What does redundancy mean in IT infrastructure?
The concept of redundancy in IT is simple: creating multiple copies of a resource, so in case of failure, another copy of the resource can fulfil the task. Redundancy is the key stone for eliminating Single Points of Failures, and thus, achieving highly available infrastructures.
But redundancy not only works as a “failover” system, but also in some components like web server, it is used to distribute the load evenly and increase the number of connections that an application can withstand (as explained in my previous post about concurrency .
What are the common misconceptions about redundancy?
Redundancy doesn’t mean better performance. Often, I find myself trying to explain a customer why having a percona cluster (3 mysql servers) will not improve the general performance of the database per 3. In fact, in some components the performance will be a little bit worse or equal than in a single instance configuration:
Mysql Cluster: In a mysql cluster configuration, all write operations should be replicated in all 3 nodes. This will increase the time it takes the operation to be consistent and it will increase the probability that table locking occurs. On the other hand, if the application is prepared (or if a proxysql is used), requests to cluster can be configured, so write operations are done in one node, and read operations in the other two (This can boost a little bit the performance for read operations).
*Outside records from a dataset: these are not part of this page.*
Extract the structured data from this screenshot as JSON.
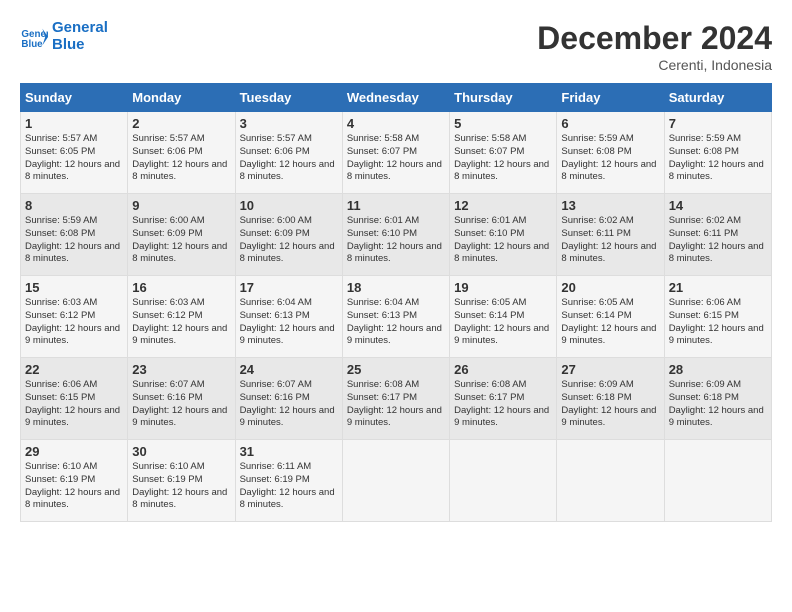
{
  "logo": {
    "general": "General",
    "blue": "Blue"
  },
  "title": "December 2024",
  "subtitle": "Cerenti, Indonesia",
  "days_of_week": [
    "Sunday",
    "Monday",
    "Tuesday",
    "Wednesday",
    "Thursday",
    "Friday",
    "Saturday"
  ],
  "weeks": [
    [
      {
        "day": "1",
        "sunrise": "5:57 AM",
        "sunset": "6:05 PM",
        "daylight": "12 hours and 8 minutes."
      },
      {
        "day": "2",
        "sunrise": "5:57 AM",
        "sunset": "6:06 PM",
        "daylight": "12 hours and 8 minutes."
      },
      {
        "day": "3",
        "sunrise": "5:57 AM",
        "sunset": "6:06 PM",
        "daylight": "12 hours and 8 minutes."
      },
      {
        "day": "4",
        "sunrise": "5:58 AM",
        "sunset": "6:07 PM",
        "daylight": "12 hours and 8 minutes."
      },
      {
        "day": "5",
        "sunrise": "5:58 AM",
        "sunset": "6:07 PM",
        "daylight": "12 hours and 8 minutes."
      },
      {
        "day": "6",
        "sunrise": "5:59 AM",
        "sunset": "6:08 PM",
        "daylight": "12 hours and 8 minutes."
      },
      {
        "day": "7",
        "sunrise": "5:59 AM",
        "sunset": "6:08 PM",
        "daylight": "12 hours and 8 minutes."
      }
    ],
    [
      {
        "day": "8",
        "sunrise": "5:59 AM",
        "sunset": "6:08 PM",
        "daylight": "12 hours and 8 minutes."
      },
      {
        "day": "9",
        "sunrise": "6:00 AM",
        "sunset": "6:09 PM",
        "daylight": "12 hours and 8 minutes."
      },
      {
        "day": "10",
        "sunrise": "6:00 AM",
        "sunset": "6:09 PM",
        "daylight": "12 hours and 8 minutes."
      },
      {
        "day": "11",
        "sunrise": "6:01 AM",
        "sunset": "6:10 PM",
        "daylight": "12 hours and 8 minutes."
      },
      {
        "day": "12",
        "sunrise": "6:01 AM",
        "sunset": "6:10 PM",
        "daylight": "12 hours and 8 minutes."
      },
      {
        "day": "13",
        "sunrise": "6:02 AM",
        "sunset": "6:11 PM",
        "daylight": "12 hours and 8 minutes."
      },
      {
        "day": "14",
        "sunrise": "6:02 AM",
        "sunset": "6:11 PM",
        "daylight": "12 hours and 8 minutes."
      }
    ],
    [
      {
        "day": "15",
        "sunrise": "6:03 AM",
        "sunset": "6:12 PM",
        "daylight": "12 hours and 9 minutes."
      },
      {
        "day": "16",
        "sunrise": "6:03 AM",
        "sunset": "6:12 PM",
        "daylight": "12 hours and 9 minutes."
      },
      {
        "day": "17",
        "sunrise": "6:04 AM",
        "sunset": "6:13 PM",
        "daylight": "12 hours and 9 minutes."
      },
      {
        "day": "18",
        "sunrise": "6:04 AM",
        "sunset": "6:13 PM",
        "daylight": "12 hours and 9 minutes."
      },
      {
        "day": "19",
        "sunrise": "6:05 AM",
        "sunset": "6:14 PM",
        "daylight": "12 hours and 9 minutes."
      },
      {
        "day": "20",
        "sunrise": "6:05 AM",
        "sunset": "6:14 PM",
        "daylight": "12 hours and 9 minutes."
      },
      {
        "day": "21",
        "sunrise": "6:06 AM",
        "sunset": "6:15 PM",
        "daylight": "12 hours and 9 minutes."
      }
    ],
    [
      {
        "day": "22",
        "sunrise": "6:06 AM",
        "sunset": "6:15 PM",
        "daylight": "12 hours and 9 minutes."
      },
      {
        "day": "23",
        "sunrise": "6:07 AM",
        "sunset": "6:16 PM",
        "daylight": "12 hours and 9 minutes."
      },
      {
        "day": "24",
        "sunrise": "6:07 AM",
        "sunset": "6:16 PM",
        "daylight": "12 hours and 9 minutes."
      },
      {
        "day": "25",
        "sunrise": "6:08 AM",
        "sunset": "6:17 PM",
        "daylight": "12 hours and 9 minutes."
      },
      {
        "day": "26",
        "sunrise": "6:08 AM",
        "sunset": "6:17 PM",
        "daylight": "12 hours and 9 minutes."
      },
      {
        "day": "27",
        "sunrise": "6:09 AM",
        "sunset": "6:18 PM",
        "daylight": "12 hours and 9 minutes."
      },
      {
        "day": "28",
        "sunrise": "6:09 AM",
        "sunset": "6:18 PM",
        "daylight": "12 hours and 9 minutes."
      }
    ],
    [
      {
        "day": "29",
        "sunrise": "6:10 AM",
        "sunset": "6:19 PM",
        "daylight": "12 hours and 8 minutes."
      },
      {
        "day": "30",
        "sunrise": "6:10 AM",
        "sunset": "6:19 PM",
        "daylight": "12 hours and 8 minutes."
      },
      {
        "day": "31",
        "sunrise": "6:11 AM",
        "sunset": "6:19 PM",
        "daylight": "12 hours and 8 minutes."
      },
      null,
      null,
      null,
      null
    ]
  ]
}
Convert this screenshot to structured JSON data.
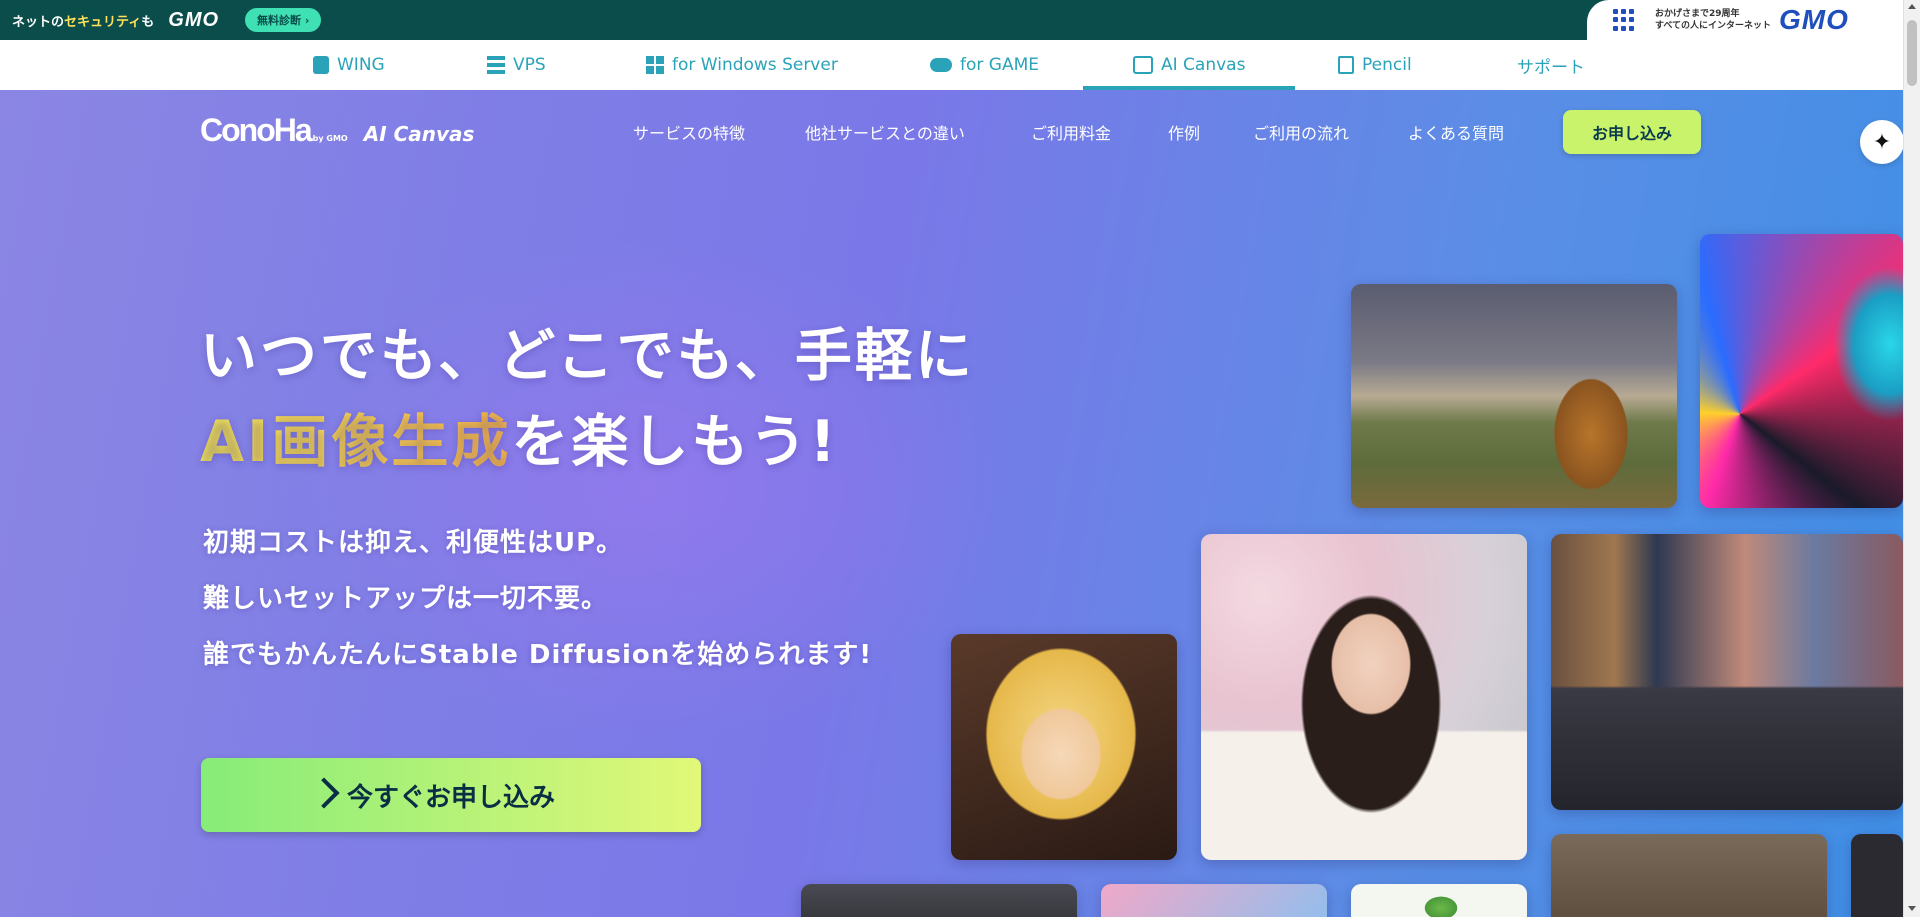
{
  "gmo_bar": {
    "slogan_prefix": "ネットの",
    "slogan_highlight": "セキュリティ",
    "slogan_suffix": "も",
    "logo": "GMO",
    "diagnosis_pill": "無料診断 ›",
    "anniversary_line1": "おかげさまで29周年",
    "anniversary_line2": "すべての人にインターネット",
    "right_logo": "GMO"
  },
  "product_nav": {
    "tabs": [
      {
        "label": "WING",
        "icon": "server-stack-icon"
      },
      {
        "label": "VPS",
        "icon": "server-icon"
      },
      {
        "label": "for Windows Server",
        "icon": "windows-icon"
      },
      {
        "label": "for GAME",
        "icon": "gamepad-icon"
      },
      {
        "label": "AI Canvas",
        "icon": "image-icon",
        "active": true
      },
      {
        "label": "Pencil",
        "icon": "pencil-icon"
      },
      {
        "label": "サポート"
      }
    ]
  },
  "site_nav": {
    "brand_main": "ConoHa",
    "brand_by": "by GMO",
    "brand_sub": "AI Canvas",
    "links": [
      "サービスの特徴",
      "他社サービスとの違い",
      "ご利用料金",
      "作例",
      "ご利用の流れ",
      "よくある質問"
    ],
    "apply_button": "お申し込み",
    "sparkle_icon": "sparkle-icon"
  },
  "hero": {
    "headline_line1": "いつでも、どこでも、手軽に",
    "headline_accent": "AI画像生成",
    "headline_line2_rest": "を楽しもう!",
    "sub_lines": [
      "初期コストは抑え、利便性はUP。",
      "難しいセットアップは一切不要。",
      "誰でもかんたんにStable Diffusionを始められます!"
    ],
    "cta_label": "今すぐお申し込み"
  },
  "colors": {
    "gmo_bar_bg": "#0a4d4a",
    "tab_accent": "#2aa3b8",
    "apply_button_bg": "#c9f36a",
    "headline_accent_start": "#f4e85a",
    "headline_accent_end": "#f6b84a"
  }
}
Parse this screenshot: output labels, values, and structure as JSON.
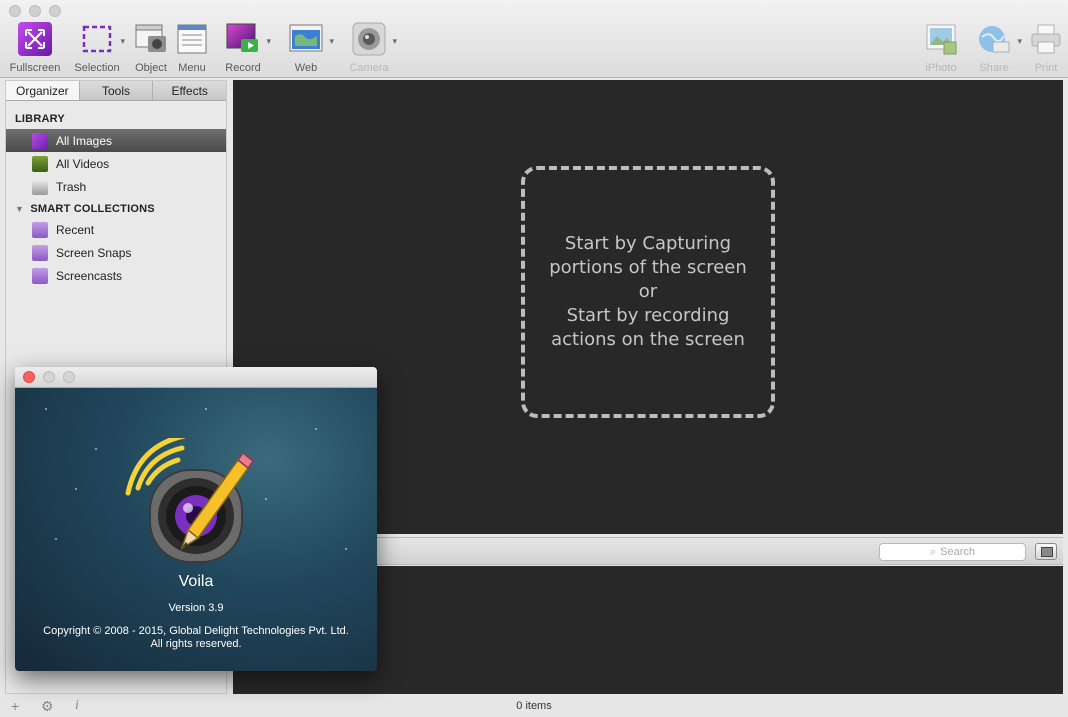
{
  "toolbar": {
    "items": [
      {
        "label": "Fullscreen",
        "icon": "fullscreen-icon",
        "enabled": true
      },
      {
        "label": "Selection",
        "icon": "selection-icon",
        "enabled": true
      },
      {
        "label": "Object",
        "icon": "object-icon",
        "enabled": true
      },
      {
        "label": "Menu",
        "icon": "menu-icon",
        "enabled": true
      },
      {
        "label": "Record",
        "icon": "record-icon",
        "enabled": true
      },
      {
        "label": "Web",
        "icon": "web-icon",
        "enabled": true
      },
      {
        "label": "Camera",
        "icon": "camera-icon",
        "enabled": false
      },
      {
        "label": "iPhoto",
        "icon": "iphoto-icon",
        "enabled": false
      },
      {
        "label": "Share",
        "icon": "share-icon",
        "enabled": false
      },
      {
        "label": "Print",
        "icon": "print-icon",
        "enabled": false
      }
    ]
  },
  "sidebar": {
    "tabs": [
      "Organizer",
      "Tools",
      "Effects"
    ],
    "active_tab": "Organizer",
    "library_heading": "LIBRARY",
    "library_items": [
      {
        "label": "All Images",
        "icon": "images-icon",
        "selected": true
      },
      {
        "label": "All Videos",
        "icon": "film-icon",
        "selected": false
      },
      {
        "label": "Trash",
        "icon": "trash-icon",
        "selected": false
      }
    ],
    "collections_heading": "SMART COLLECTIONS",
    "collection_items": [
      {
        "label": "Recent",
        "icon": "smart-folder-icon"
      },
      {
        "label": "Screen Snaps",
        "icon": "smart-folder-icon"
      },
      {
        "label": "Screencasts",
        "icon": "smart-folder-icon"
      }
    ]
  },
  "canvas": {
    "placeholder_lines": [
      "Start by Capturing",
      "portions of the screen",
      "or",
      "Start by recording",
      "actions on the screen"
    ]
  },
  "search": {
    "placeholder": "Search"
  },
  "status": {
    "count": "0 items"
  },
  "about": {
    "app_name": "Voila",
    "version": "Version 3.9",
    "copyright": "Copyright © 2008 - 2015, Global Delight Technologies Pvt. Ltd.",
    "rights": "All rights reserved."
  },
  "colors": {
    "canvas_bg": "#282828",
    "accent_purple": "#7b2fc0",
    "close_red": "#fc605c"
  }
}
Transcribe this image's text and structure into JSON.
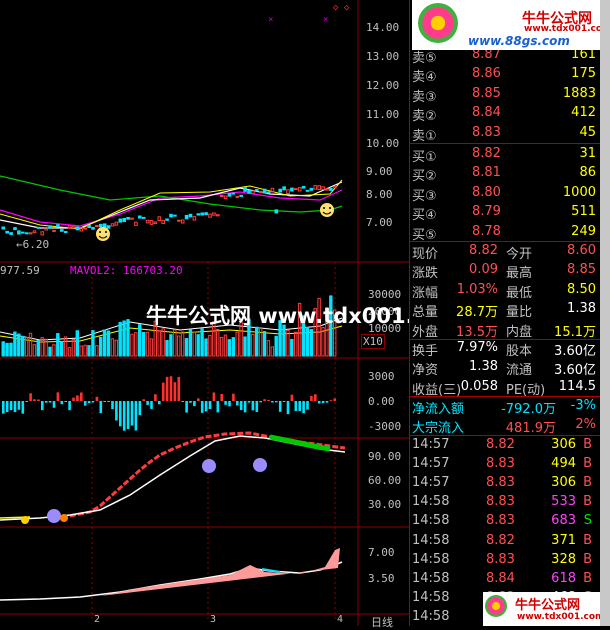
{
  "colors": {
    "up": "#ff3c3c",
    "down": "#00e5ff",
    "grid": "#8b0000",
    "yellow": "#ffff00",
    "white": "#ffffff",
    "magenta": "#ff00ff",
    "green": "#00c800"
  },
  "price_axis": {
    "labels": [
      "14.00",
      "13.00",
      "12.00",
      "11.00",
      "10.00",
      "9.00",
      "8.00",
      "7.00"
    ]
  },
  "price_chart": {
    "low_label": "←6.20",
    "smiley": "smiley-icon"
  },
  "volume_panel": {
    "left_label": "977.59",
    "mavol_label": "MAVOL2: 166703.20",
    "axis": [
      "30000",
      "20000",
      "10000"
    ],
    "unit": "X10"
  },
  "flow_panel": {
    "axis": [
      "3000",
      "0.00",
      "-3000"
    ]
  },
  "indicator_panel": {
    "axis": [
      "90.00",
      "60.00",
      "30.00"
    ]
  },
  "bottom_panel": {
    "axis": [
      "7.00",
      "3.50"
    ]
  },
  "x_axis": {
    "ticks": [
      "2",
      "3",
      "4"
    ],
    "period_label": "日线"
  },
  "watermark": {
    "text": "牛牛公式网 www.tdx001.com"
  },
  "logo_top": {
    "title": "牛牛公式网",
    "url": "www.88gs.com",
    "url2": "www.tdx001.com"
  },
  "logo_bottom": {
    "title": "牛牛公式网",
    "url": "www.tdx001.com"
  },
  "order_book": {
    "asks": [
      {
        "label": "卖⑤",
        "price": "8.87",
        "vol": "161"
      },
      {
        "label": "卖④",
        "price": "8.86",
        "vol": "175"
      },
      {
        "label": "卖③",
        "price": "8.85",
        "vol": "1883"
      },
      {
        "label": "卖②",
        "price": "8.84",
        "vol": "412"
      },
      {
        "label": "卖①",
        "price": "8.83",
        "vol": "45"
      }
    ],
    "bids": [
      {
        "label": "买①",
        "price": "8.82",
        "vol": "31"
      },
      {
        "label": "买②",
        "price": "8.81",
        "vol": "86"
      },
      {
        "label": "买③",
        "price": "8.80",
        "vol": "1000"
      },
      {
        "label": "买④",
        "price": "8.79",
        "vol": "511"
      },
      {
        "label": "买⑤",
        "price": "8.78",
        "vol": "249"
      }
    ]
  },
  "stats": [
    {
      "l1": "现价",
      "v1": "8.82",
      "l2": "今开",
      "v2": "8.60"
    },
    {
      "l1": "涨跌",
      "v1": "0.09",
      "l2": "最高",
      "v2": "8.85"
    },
    {
      "l1": "涨幅",
      "v1": "1.03%",
      "l2": "最低",
      "v2": "8.50"
    },
    {
      "l1": "总量",
      "v1": "28.7万",
      "l2": "量比",
      "v2": "1.38"
    },
    {
      "l1": "外盘",
      "v1": "13.5万",
      "l2": "内盘",
      "v2": "15.1万"
    },
    {
      "l1": "换手",
      "v1": "7.97%",
      "l2": "股本",
      "v2": "3.60亿"
    },
    {
      "l1": "净资",
      "v1": "1.38",
      "l2": "流通",
      "v2": "3.60亿"
    },
    {
      "l1": "收益(三)",
      "v1": "0.058",
      "l2": "PE(动)",
      "v2": "114.5"
    }
  ],
  "flows": [
    {
      "label": "净流入额",
      "value": "-792.0万",
      "pct": "-3%"
    },
    {
      "label": "大宗流入",
      "value": "481.9万",
      "pct": "2%"
    }
  ],
  "ticks": [
    {
      "time": "14:57",
      "price": "8.82",
      "vol": "306",
      "side": "B"
    },
    {
      "time": "14:57",
      "price": "8.83",
      "vol": "494",
      "side": "B"
    },
    {
      "time": "14:57",
      "price": "8.83",
      "vol": "306",
      "side": "B"
    },
    {
      "time": "14:58",
      "price": "8.83",
      "vol": "533",
      "side": "B"
    },
    {
      "time": "14:58",
      "price": "8.83",
      "vol": "683",
      "side": "S"
    },
    {
      "time": "14:58",
      "price": "8.82",
      "vol": "371",
      "side": "B"
    },
    {
      "time": "14:58",
      "price": "8.83",
      "vol": "328",
      "side": "B"
    },
    {
      "time": "14:58",
      "price": "8.84",
      "vol": "618",
      "side": "B"
    },
    {
      "time": "14:58",
      "price": "8.82",
      "vol": "468",
      "side": "S"
    },
    {
      "time": "14:58",
      "price": "",
      "vol": "",
      "side": ""
    }
  ]
}
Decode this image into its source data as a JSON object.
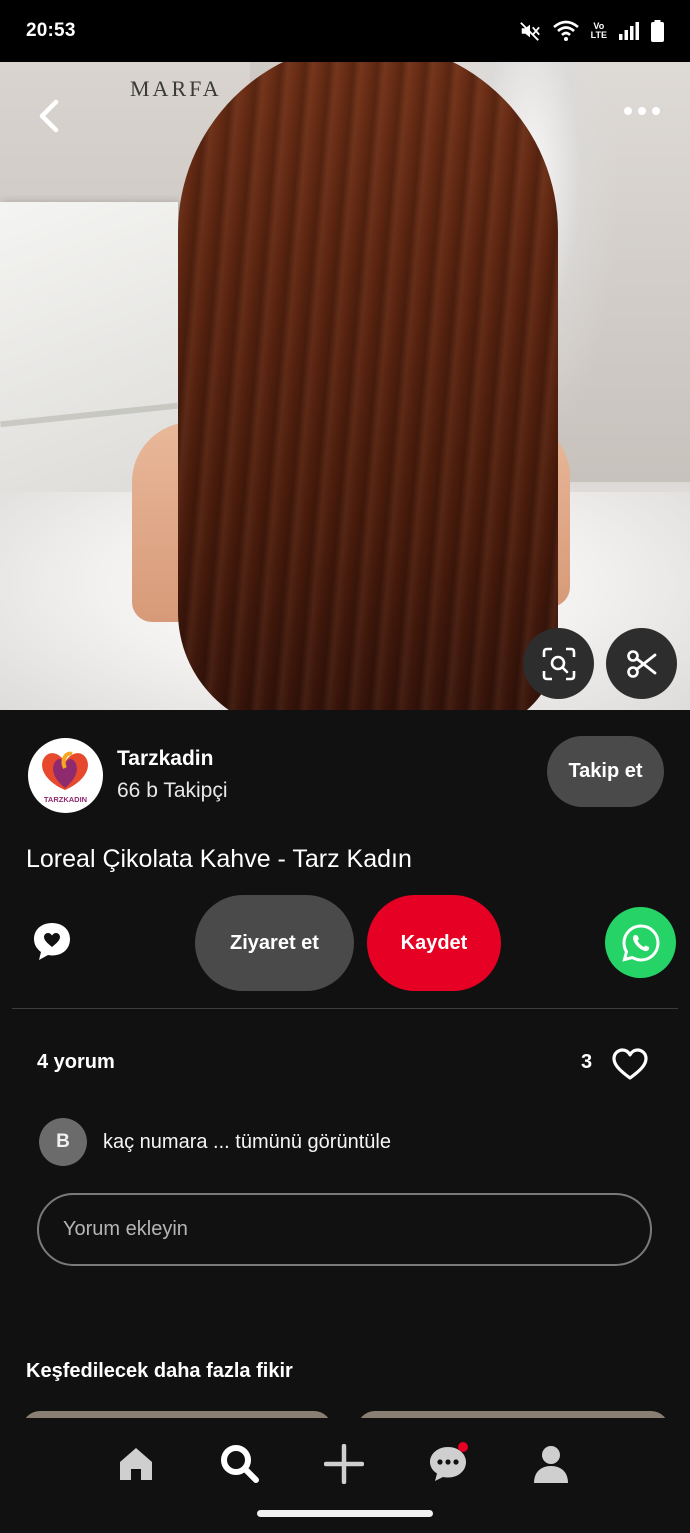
{
  "status_bar": {
    "time": "20:53",
    "icons": [
      "mute-icon",
      "wifi-icon",
      "volte-icon",
      "signal-icon",
      "battery-icon"
    ],
    "volte_label_top": "Vo",
    "volte_label_bottom": "LTE"
  },
  "hero": {
    "sign_text": "MARFA",
    "back_icon": "chevron-left-icon",
    "more_icon": "more-dots-icon",
    "lens_icon": "visual-search-icon",
    "cut_icon": "scissors-icon"
  },
  "profile": {
    "name": "Tarzkadin",
    "followers": "66 b Takipçi",
    "follow_label": "Takip et",
    "avatar_text": "TARZKADIN"
  },
  "pin": {
    "title": "Loreal Çikolata Kahve - Tarz Kadın"
  },
  "actions": {
    "share_icon": "share-icon",
    "visit_label": "Ziyaret et",
    "save_label": "Kaydet",
    "whatsapp_icon": "whatsapp-icon"
  },
  "comments": {
    "count_label": "4 yorum",
    "like_count": "3",
    "preview_avatar": "B",
    "preview_text": "kaç numara ... tümünü görüntüle",
    "input_placeholder": "Yorum ekleyin"
  },
  "more_ideas": {
    "title": "Keşfedilecek daha fazla fikir"
  },
  "bottom_nav": {
    "items": [
      "home-icon",
      "search-icon",
      "create-icon",
      "messages-icon",
      "profile-icon"
    ],
    "active": "search-icon"
  },
  "colors": {
    "background": "#111111",
    "save_red": "#e60023",
    "button_gray": "#4a4a4a",
    "whatsapp_green": "#25d366"
  }
}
Php processes: PHP is single threaded in nature and will take only a CPU for each request. The request of a user will be processed with the same performance as with 4 or 24 CPUs (as long as the server can handle it without bottlenecks). Performance in PHP is more related to Ghz and CPU instructions.
Varnish: In cache services, the performance should be the same as in case of redundancy. The only (but important) CON is that each cache instance should we warmed separately (you can use Varnish Enterprise and Cluster support to avoid this problem thus).
Redundancy is not a waste. If you come from an industrial / production background like me, you will have heard the LEAN term “Muda” for sure. Sometimes, I find myself arguing with a customer with this kind of mindset about the convenience of redundancy in one service and how will this ‘waste’ affect in the cost of the infrastructure. The convenience of redundancy is a trade-off between ‘how much will the solution cost’ and ‘how much downtime can I afford’. If your app is mission critical (like an ecommerce with a high percentage of its sales from this channel), an approach to design a highly available infrastructure should be taken.